Sin embargo, este verano, y sobre todo en agosto, el Grupo de Rescate de Bomberos del Servicio de Emergencias del Principado de Asturias (SEPA), a bordo del helicóptero medicalizado, se ha tenido que emplear a fondo. Más que el año pasado, prácticamente todos los fines de semanas, con intervenciones a veces consecutivas en la misma jornada y, en ocasiones, realmente complicadas en las que arriesgan su vida para salvar a otras personas. En agosto incluso han tenido casi el doble de intervenciones en montaña y también en los rescates de personas que se quedan enriscadas en la costa, en playas que se quedan sin salida cuando sube la marea. 

Este verano, además, ha habido más intervenciones con un mayor número de personas afectadas. Hay dos ejemplos destacados. Por un lado, los senderistas que se han desorientado, en ocasiones hasta cuatro en una misma intervención cuando el año pasado solían ser, como mucho, dos. O los que, durante la travesía, se han sentido indispuestos por varias razones, como deshidratación o fatiga.

Hay que recordar que otro de los consejos elementales cuando se sale de monte es estar preparado físicamente, más si cabe si la jornada es calurosa como ha ocurrido la mayoría de los días de julio, agosto y lo que llevamos de septiembre. Precisamente en septiembre del año pasado eran solo tres las intervenciones destacadas del grupo de rescate de bomberos mediante helicóptero y, este año, hasta el pasado día 14, ya son siete los rescates que se han tenido que llevar a cabo con 10 personas implicadas en ellos.

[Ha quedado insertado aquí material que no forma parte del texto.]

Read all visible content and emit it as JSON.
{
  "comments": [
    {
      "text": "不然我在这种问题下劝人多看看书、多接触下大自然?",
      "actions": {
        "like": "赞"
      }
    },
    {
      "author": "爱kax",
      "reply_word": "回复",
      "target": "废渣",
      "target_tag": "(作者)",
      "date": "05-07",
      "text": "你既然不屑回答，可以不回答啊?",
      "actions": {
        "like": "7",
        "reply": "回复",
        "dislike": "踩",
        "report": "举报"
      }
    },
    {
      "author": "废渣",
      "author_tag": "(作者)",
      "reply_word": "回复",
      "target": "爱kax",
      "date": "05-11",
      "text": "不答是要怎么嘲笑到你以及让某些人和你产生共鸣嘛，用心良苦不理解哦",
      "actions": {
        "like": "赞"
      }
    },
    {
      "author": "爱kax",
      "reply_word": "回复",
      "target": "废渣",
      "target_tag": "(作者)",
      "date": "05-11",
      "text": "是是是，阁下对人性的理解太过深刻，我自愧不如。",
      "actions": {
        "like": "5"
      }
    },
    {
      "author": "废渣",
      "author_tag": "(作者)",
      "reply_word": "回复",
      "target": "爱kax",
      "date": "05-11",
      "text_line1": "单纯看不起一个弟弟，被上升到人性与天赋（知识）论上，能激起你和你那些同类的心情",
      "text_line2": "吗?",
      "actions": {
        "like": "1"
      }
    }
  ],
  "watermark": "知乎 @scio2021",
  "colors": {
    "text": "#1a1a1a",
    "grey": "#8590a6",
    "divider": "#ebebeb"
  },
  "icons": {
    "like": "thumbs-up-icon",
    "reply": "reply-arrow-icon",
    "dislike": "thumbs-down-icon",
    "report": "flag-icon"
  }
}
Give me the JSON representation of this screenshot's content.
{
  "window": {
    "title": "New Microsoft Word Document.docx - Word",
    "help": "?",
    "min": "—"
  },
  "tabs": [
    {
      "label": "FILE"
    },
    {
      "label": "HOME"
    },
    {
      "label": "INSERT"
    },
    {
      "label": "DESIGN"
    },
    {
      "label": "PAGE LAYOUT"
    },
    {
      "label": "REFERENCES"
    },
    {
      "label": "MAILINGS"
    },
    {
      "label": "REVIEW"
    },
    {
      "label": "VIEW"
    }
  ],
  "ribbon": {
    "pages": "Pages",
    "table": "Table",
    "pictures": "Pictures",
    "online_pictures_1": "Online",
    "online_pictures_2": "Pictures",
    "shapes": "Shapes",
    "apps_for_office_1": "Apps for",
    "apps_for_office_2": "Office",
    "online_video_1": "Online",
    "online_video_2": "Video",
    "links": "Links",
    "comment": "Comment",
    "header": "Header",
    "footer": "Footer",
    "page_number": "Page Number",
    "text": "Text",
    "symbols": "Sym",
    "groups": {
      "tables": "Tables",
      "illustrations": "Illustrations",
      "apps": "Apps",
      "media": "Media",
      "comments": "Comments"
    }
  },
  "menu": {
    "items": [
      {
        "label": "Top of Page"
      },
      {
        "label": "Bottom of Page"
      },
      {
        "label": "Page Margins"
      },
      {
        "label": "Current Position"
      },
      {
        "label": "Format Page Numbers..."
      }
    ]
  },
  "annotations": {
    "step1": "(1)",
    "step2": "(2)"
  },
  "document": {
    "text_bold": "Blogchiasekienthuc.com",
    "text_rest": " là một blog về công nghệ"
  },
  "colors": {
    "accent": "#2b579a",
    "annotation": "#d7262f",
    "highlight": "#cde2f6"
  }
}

De momento, y a falta de la mitad de septiembre, agoto se lleva la palma con la veintena de intervenciones que fueron comunicadas y en las que se rescató a casi una treintena de personas, en su mayoría por haberse desorientado mientras realizaban una ruta de montaña, por haber quedado enriscados en zonas de playa y acantilados, por haber sufrido una caída con lesiones y por haberse sentido indispuestos durante la caminata. Ese mes hubo que lamentar la muerte de una persona que se encontraba realizando una travesía en Laviana.

En agosto del año pasado, sin embargo, se habían realizado una docena de rescates en los que se vieron implicados una quincena de senderistas con motivos diversos como la desorientación, la deshidratación, caídas o por quedarse enriscados en zona de montaña.

En julio, mes en el que también falleció una joven de 14 años al volcar su canoa en el río Cares, se registraban la mitad de intervenciones que requirieron de un rescate con helicóptero que en agosto, algo más que en el mismo mes del año anterior pero con más personas implicadas en conjunto. En torno a una quincena de excursionistas de los que la mitad se perdieron haciendo la ruta, a veces por la niebla, otras por hacer una ruta de varios días en la que la vuelta se acaba complicando.

En junio, sin embargo, abundaron las caídas por encima del resto de motivos para tener que se rescatado. Hasta una decena de intervenciones se registraron ese mes en el que finalizó el estado de alarma decretado por la pandemia de coronavirus. Y, en cuanto a las zonas más recurrentes para los rescates, destaca por supuesto Cabrales.